What this means for the vacuum-plus-doublet candidate

The previous note suggested that \(\Lambda^{\le 1} V = \Lambda^0 V \oplus \Lambda^1 V\) is the best current candidate auxiliary block.

The present calculation sharpens that claim:

if the current hypercharge operator is kept, then some mechanism removing or neutralizing the top wedge \Lambda^2 V is necessary.

So the low-occupancy truncation is not merely a convenient reading. It is the minimal way to avoid the extra wrong-type doublet sector.

Best current escape routes

At the current kernel level there are three clear ways one could try to save the vacuum-plus-doublet idea:

Literal low-occupancy truncation. Keep only \Lambda^0 V \oplus \Lambda^1 V as the physical auxiliary carrier.
Even-sector identification or quotient. Use some particle-hole, Hodge-dual, or other constraint to identify or remove the top wedge singlet \Lambda^2 V relative to the vacuum singlet \Lambda^0 V.
Hidden decoupling / reinterpretation. Keep the full Fock space but show that the top-wedge doublets are projected out dynamically, lifted to a very high scale, or reinterpreted as a separate unobserved sector.

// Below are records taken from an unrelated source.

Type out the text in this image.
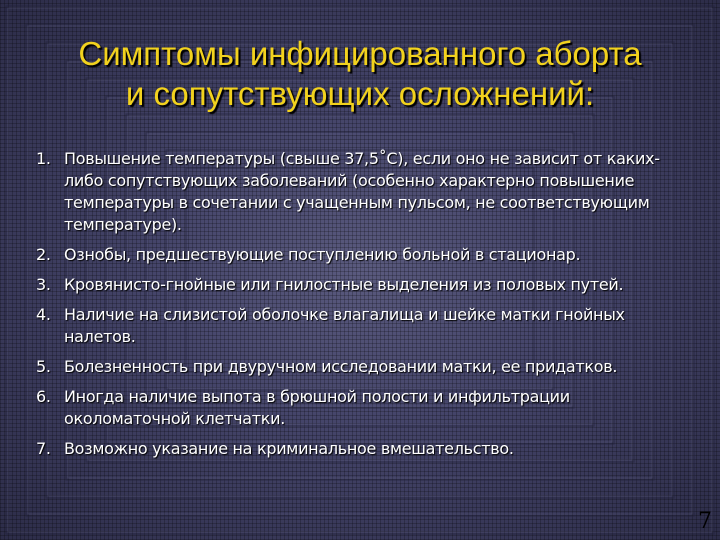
Симптомы инфицированного аборта
и сопутствующих осложнений:
1. Повышение температуры (свыше 37,5˚С), если оно не зависит от каких-либо сопутствующих заболеваний (особенно характерно повышение температуры в сочетании с учащенным пульсом, не соответствующим температуре).
2. Ознобы, предшествующие поступлению больной в стационар.
3. Кровянисто-гнойные или гнилостные выделения из половых путей.
4. Наличие на слизистой оболочке влагалища и шейке матки гнойных налетов.
5. Болезненность при двуручном исследовании матки, ее придатков.
6. Иногда наличие выпота в брюшной полости и инфильтрации околоматочной клетчатки.
7. Возможно указание на криминальное вмешательство.
7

None of these is established yet. But the current note tells us exactly what any successful mechanism has to accomplish.

What is now established

The following point is now closed:

the full fermionic completion \Lambda^\bullet V \cong \mathbf 1 \oplus \mathbf 2 \oplus \mathbf 1 is not by itself a clean replacement for the low-occupancy auxiliary block in the present hypercharge construction, because the top wedge \Lambda^2 V generates extra weak doublets carrying right-handed-style hypercharge values on the wrong SU(2) representation type.

That is a finite and useful obstruction.

What remains open

The next question is now sharper than before:

what mechanism, if any, removes, identifies, or dynamically neutralizes the top-wedge sector \Lambda^2 V so that the vacuum-plus-doublet auxiliary candidate can survive as a physical construction?